Société

La préfète de région visite le nouveau centre d’accueil des migrants à Dijon

Par Jacky Page, France Bleu Bourgogne samedi 5 novembre 2016 à 20:18 Mis à jour le samedi 5 novembre 2016 à 20:22

Le CAO de Dijon est composé de bungalows préfabriqués.
Le CAO de Dijon est composé de bungalows préfabriqués. © Radio France - Jacky Page

Mercredi dernier, 30 migrants en provenance de Paris, et pour beaucoup de Calais auparavant, ont été accueillis à Dijon dans un CAO, un Centre d'accueil et d'orientation. Ce samedi, ils ont reçu la visite de la préfète de la région Bourgogne-Franche-Comté, et du maire de Dijon François Rebsamen.

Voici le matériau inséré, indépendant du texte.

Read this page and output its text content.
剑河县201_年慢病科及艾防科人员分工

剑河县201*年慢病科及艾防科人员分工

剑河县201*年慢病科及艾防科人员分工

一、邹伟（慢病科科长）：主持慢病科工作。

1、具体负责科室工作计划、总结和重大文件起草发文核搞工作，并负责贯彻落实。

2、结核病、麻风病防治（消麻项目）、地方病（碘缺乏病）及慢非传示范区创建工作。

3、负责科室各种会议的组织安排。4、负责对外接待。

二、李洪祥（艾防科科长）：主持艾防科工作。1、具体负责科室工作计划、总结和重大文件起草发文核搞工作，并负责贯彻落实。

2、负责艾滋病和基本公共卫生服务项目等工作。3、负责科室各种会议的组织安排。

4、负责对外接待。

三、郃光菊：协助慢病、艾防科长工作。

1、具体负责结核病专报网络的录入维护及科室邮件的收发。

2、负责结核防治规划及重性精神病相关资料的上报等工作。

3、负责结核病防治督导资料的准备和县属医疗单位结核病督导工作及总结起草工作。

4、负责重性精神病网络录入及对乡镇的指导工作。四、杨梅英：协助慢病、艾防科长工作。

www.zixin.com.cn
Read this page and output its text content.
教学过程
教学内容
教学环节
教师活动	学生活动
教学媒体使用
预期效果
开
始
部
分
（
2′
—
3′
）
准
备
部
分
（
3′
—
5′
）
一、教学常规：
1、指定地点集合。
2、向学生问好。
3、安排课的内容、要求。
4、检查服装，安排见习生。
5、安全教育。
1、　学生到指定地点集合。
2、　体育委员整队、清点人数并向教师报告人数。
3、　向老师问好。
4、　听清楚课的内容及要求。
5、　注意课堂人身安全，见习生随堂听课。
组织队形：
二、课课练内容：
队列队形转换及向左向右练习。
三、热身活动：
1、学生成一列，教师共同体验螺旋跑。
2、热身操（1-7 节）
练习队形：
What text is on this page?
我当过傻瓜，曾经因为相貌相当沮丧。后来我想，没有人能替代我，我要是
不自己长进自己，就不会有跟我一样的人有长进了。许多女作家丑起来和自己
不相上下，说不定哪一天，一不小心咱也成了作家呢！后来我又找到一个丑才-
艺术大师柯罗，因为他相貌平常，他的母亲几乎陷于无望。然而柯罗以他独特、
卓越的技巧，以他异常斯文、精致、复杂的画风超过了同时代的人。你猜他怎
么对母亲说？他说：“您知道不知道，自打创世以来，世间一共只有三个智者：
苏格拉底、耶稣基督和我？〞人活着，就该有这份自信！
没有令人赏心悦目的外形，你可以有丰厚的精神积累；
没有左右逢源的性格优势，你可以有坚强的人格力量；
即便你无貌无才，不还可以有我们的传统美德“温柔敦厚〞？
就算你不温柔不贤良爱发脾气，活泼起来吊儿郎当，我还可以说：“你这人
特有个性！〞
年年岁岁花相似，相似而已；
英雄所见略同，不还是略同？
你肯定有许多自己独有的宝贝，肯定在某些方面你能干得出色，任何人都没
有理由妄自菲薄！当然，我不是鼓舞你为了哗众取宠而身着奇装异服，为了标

Ce centre composé de bungalows a été construit en 10 jours par les services de la ville de Dijon sur un terrain disponible rue des Creuzots. Ce sont des alignements de préfabriqués blancs, assez austères. Ils comportent 87 cabines individuelles équipées d'un lit, une salle commune avec cuisine et buanderie, et des douches et toilettes. Les premiers occupants sont une trentaine de migrants venus du Tchad , d’Érythrée, de Somalie, du Soudan, et d'Afghanistan, dont une douzaine de femmes. Nadine Bouron, chef de service de l'association COALIA qui gère le centre, et les trois travailleurs sociaux, ont dû d'abord rassurer leurs pensionnaires, plutôt méfiants. « A leur arrivée, ils avaient des craintes, ils ont souvent subi des maltraitances, des persécutions émanant des autorités étatiques dans leur pays. »

Aujourd'hui, ils sont rassurés et reçoivent les personnalités avec le sourire. Pour eux, ce centre n'est qu'une étape. Ils vont bénéficier d'examens médicaux et d'une assistance pour effectuer les démarches en vue d'un statut de demandeur d'asile.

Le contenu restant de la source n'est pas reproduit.